Note. Brine amount is for aprox. one pound of fish to cover it in dish. Adjust accordingly if you need to fill larger bowl.


----------



## blackbear530 (Mar 27, 2012)

boy sure looks good


----------



## scrappynadds (Mar 27, 2012)

Looks great thanks for sharing


----------



## capntrip (Mar 29, 2012)

nice looking salmon!!!!


----------



## chef jimmyj (Mar 29, 2012)

Looks great! I have a really good Spread recipe if you are ever interested...JJ


----------



## ahakohda (Mar 31, 2012)

Sure thing. Always happy to try new stuff. Thank you!


----------



## daveomak (Mar 31, 2012)

AHAKOHDA, morning.....  I can tell you have hot smoked salmon before....   the pelicle is perfect and the key to premium smoked fish....  the fat doesn't leak out with a good pelicle.... that looks so good....  did you need a bib to eat it.....   
	

	
	
		
		



		
		
	


	





....   Dave


----------



## ahakohda (Mar 31, 2012)

You know how they say If salmon is leaking you doing it too hot and too fast.
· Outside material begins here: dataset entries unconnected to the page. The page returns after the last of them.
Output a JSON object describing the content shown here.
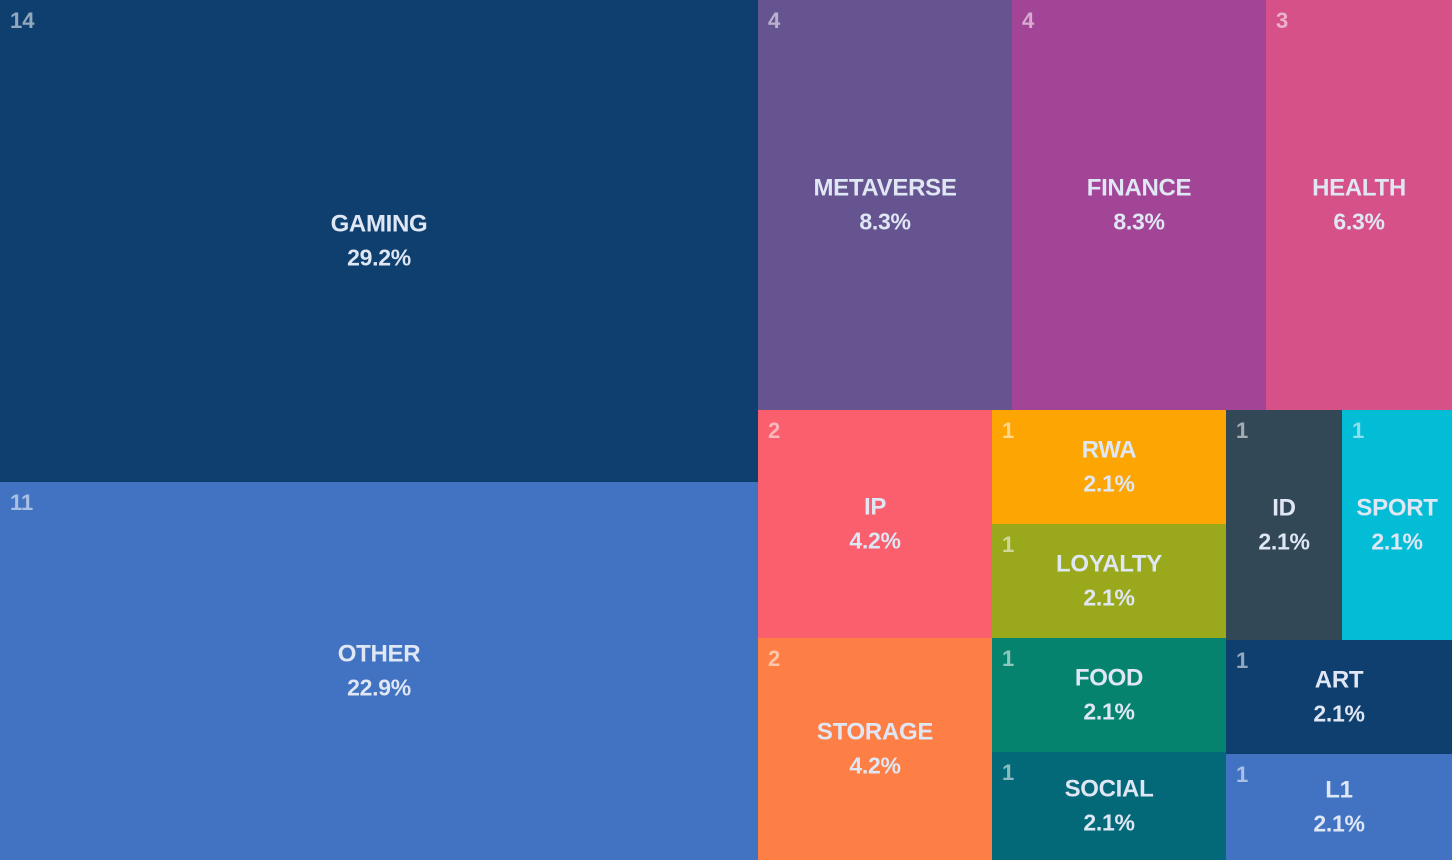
{
  "chart_data": {
    "type": "treemap",
    "items": [
      {
        "label": "GAMING",
        "count": 14,
        "percent": "29.2%",
        "color": "#0f3f6e"
      },
      {
        "label": "OTHER",
        "count": 11,
        "percent": "22.9%",
        "color": "#4272c2"
      },
      {
        "label": "METAVERSE",
        "count": 4,
        "percent": "8.3%",
        "color": "#665491"
      },
      {
        "label": "FINANCE",
        "count": 4,
        "percent": "8.3%",
        "color": "#a24596"
      },
      {
        "label": "HEALTH",
        "count": 3,
        "percent": "6.3%",
        "color": "#d65187"
      },
      {
        "label": "IP",
        "count": 2,
        "percent": "4.2%",
        "color": "#f95f6c"
      },
      {
        "label": "STORAGE",
        "count": 2,
        "percent": "4.2%",
        "color": "#fe7f45"
      },
      {
        "label": "RWA",
        "count": 1,
        "percent": "2.1%",
        "color": "#fda503"
      },
      {
        "label": "LOYALTY",
        "count": 1,
        "percent": "2.1%",
        "color": "#9aa81b"
      },
      {
        "label": "ID",
        "count": 1,
        "percent": "2.1%",
        "color": "#334857"
      },
      {
        "label": "SPORT",
        "count": 1,
        "percent": "2.1%",
        "color": "#03bcd6"
      },
      {
        "label": "FOOD",
        "count": 1,
        "percent": "2.1%",
        "color": "#06836e"
      },
      {
        "label": "SOCIAL",
        "count": 1,
        "percent": "2.1%",
        "color": "#036979"
      },
      {
        "label": "ART",
        "count": 1,
        "percent": "2.1%",
        "color": "#0f3f6e"
      },
      {
        "label": "L1",
        "count": 1,
        "percent": "2.1%",
        "color": "#4272c2"
      }
    ]
  }
}
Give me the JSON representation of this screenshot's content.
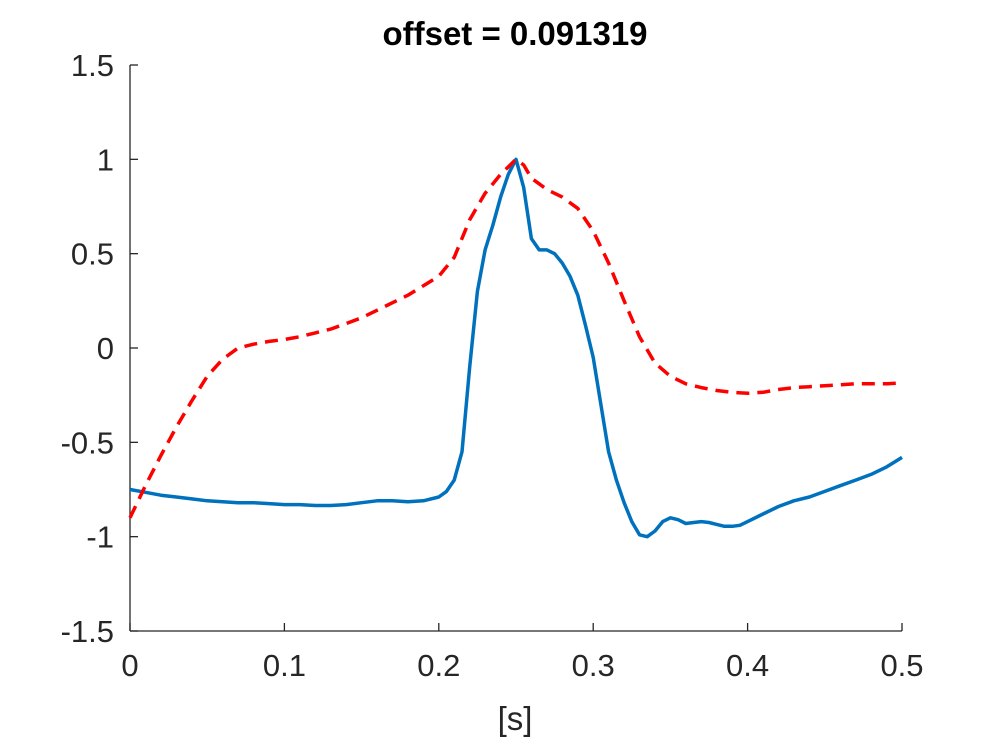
{
  "chart_data": {
    "type": "line",
    "title": "offset = 0.091319",
    "xlabel": "[s]",
    "ylabel": "",
    "xlim": [
      0,
      0.5
    ],
    "ylim": [
      -1.5,
      1.5
    ],
    "xticks": [
      "0",
      "0.1",
      "0.2",
      "0.3",
      "0.4",
      "0.5"
    ],
    "yticks": [
      "-1.5",
      "-1",
      "-0.5",
      "0",
      "0.5",
      "1",
      "1.5"
    ],
    "grid": false,
    "legend": "none",
    "series": [
      {
        "color": "#0072BD",
        "style": "solid",
        "x": [
          0,
          0.01,
          0.02,
          0.03,
          0.04,
          0.05,
          0.06,
          0.07,
          0.08,
          0.09,
          0.1,
          0.11,
          0.12,
          0.13,
          0.14,
          0.15,
          0.16,
          0.17,
          0.18,
          0.19,
          0.2,
          0.205,
          0.21,
          0.215,
          0.22,
          0.225,
          0.23,
          0.235,
          0.24,
          0.245,
          0.25,
          0.255,
          0.26,
          0.265,
          0.27,
          0.275,
          0.28,
          0.285,
          0.29,
          0.295,
          0.3,
          0.305,
          0.31,
          0.315,
          0.32,
          0.325,
          0.33,
          0.335,
          0.34,
          0.345,
          0.35,
          0.355,
          0.36,
          0.365,
          0.37,
          0.375,
          0.38,
          0.385,
          0.39,
          0.395,
          0.4,
          0.41,
          0.42,
          0.43,
          0.44,
          0.45,
          0.46,
          0.47,
          0.48,
          0.49,
          0.5
        ],
        "y": [
          -0.75,
          -0.765,
          -0.78,
          -0.79,
          -0.8,
          -0.81,
          -0.815,
          -0.82,
          -0.82,
          -0.825,
          -0.83,
          -0.83,
          -0.835,
          -0.835,
          -0.83,
          -0.82,
          -0.81,
          -0.81,
          -0.815,
          -0.81,
          -0.79,
          -0.76,
          -0.7,
          -0.55,
          -0.1,
          0.3,
          0.52,
          0.65,
          0.8,
          0.92,
          1.0,
          0.85,
          0.58,
          0.52,
          0.52,
          0.5,
          0.45,
          0.38,
          0.28,
          0.12,
          -0.05,
          -0.3,
          -0.55,
          -0.7,
          -0.82,
          -0.92,
          -0.99,
          -1.0,
          -0.97,
          -0.92,
          -0.9,
          -0.91,
          -0.93,
          -0.925,
          -0.92,
          -0.925,
          -0.935,
          -0.945,
          -0.945,
          -0.94,
          -0.92,
          -0.88,
          -0.84,
          -0.81,
          -0.79,
          -0.76,
          -0.73,
          -0.7,
          -0.67,
          -0.63,
          -0.58
        ]
      },
      {
        "color": "#FF0000",
        "style": "dashed",
        "x": [
          0,
          0.01,
          0.02,
          0.03,
          0.04,
          0.05,
          0.06,
          0.07,
          0.08,
          0.09,
          0.1,
          0.11,
          0.12,
          0.13,
          0.14,
          0.15,
          0.16,
          0.17,
          0.18,
          0.19,
          0.2,
          0.21,
          0.22,
          0.23,
          0.24,
          0.25,
          0.255,
          0.26,
          0.27,
          0.28,
          0.29,
          0.3,
          0.31,
          0.32,
          0.33,
          0.34,
          0.35,
          0.36,
          0.37,
          0.38,
          0.39,
          0.4,
          0.41,
          0.42,
          0.43,
          0.44,
          0.45,
          0.46,
          0.47,
          0.48,
          0.49,
          0.5
        ],
        "y": [
          -0.9,
          -0.73,
          -0.57,
          -0.42,
          -0.28,
          -0.15,
          -0.06,
          0.0,
          0.02,
          0.035,
          0.045,
          0.06,
          0.08,
          0.1,
          0.13,
          0.16,
          0.2,
          0.24,
          0.28,
          0.33,
          0.38,
          0.48,
          0.68,
          0.82,
          0.92,
          1.0,
          0.97,
          0.9,
          0.84,
          0.8,
          0.74,
          0.62,
          0.45,
          0.25,
          0.06,
          -0.08,
          -0.15,
          -0.19,
          -0.21,
          -0.225,
          -0.235,
          -0.24,
          -0.235,
          -0.22,
          -0.21,
          -0.205,
          -0.2,
          -0.195,
          -0.19,
          -0.19,
          -0.19,
          -0.185
        ]
      }
    ]
  }
}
There are actually some pieces that leaked. All were at the top right corner of MES40 by the exhaust. Hot spot I guess. But thank you for kind words.


----------



## moikel (Apr 15, 2012)

Following your lead over in salmon bellies. Going really low for me 50c first hour then have a look before next stage.AMZPS hickory. Thanks for recipe.


----------



## ahakohda (Apr 15, 2012)

Enjoy!!!!


----------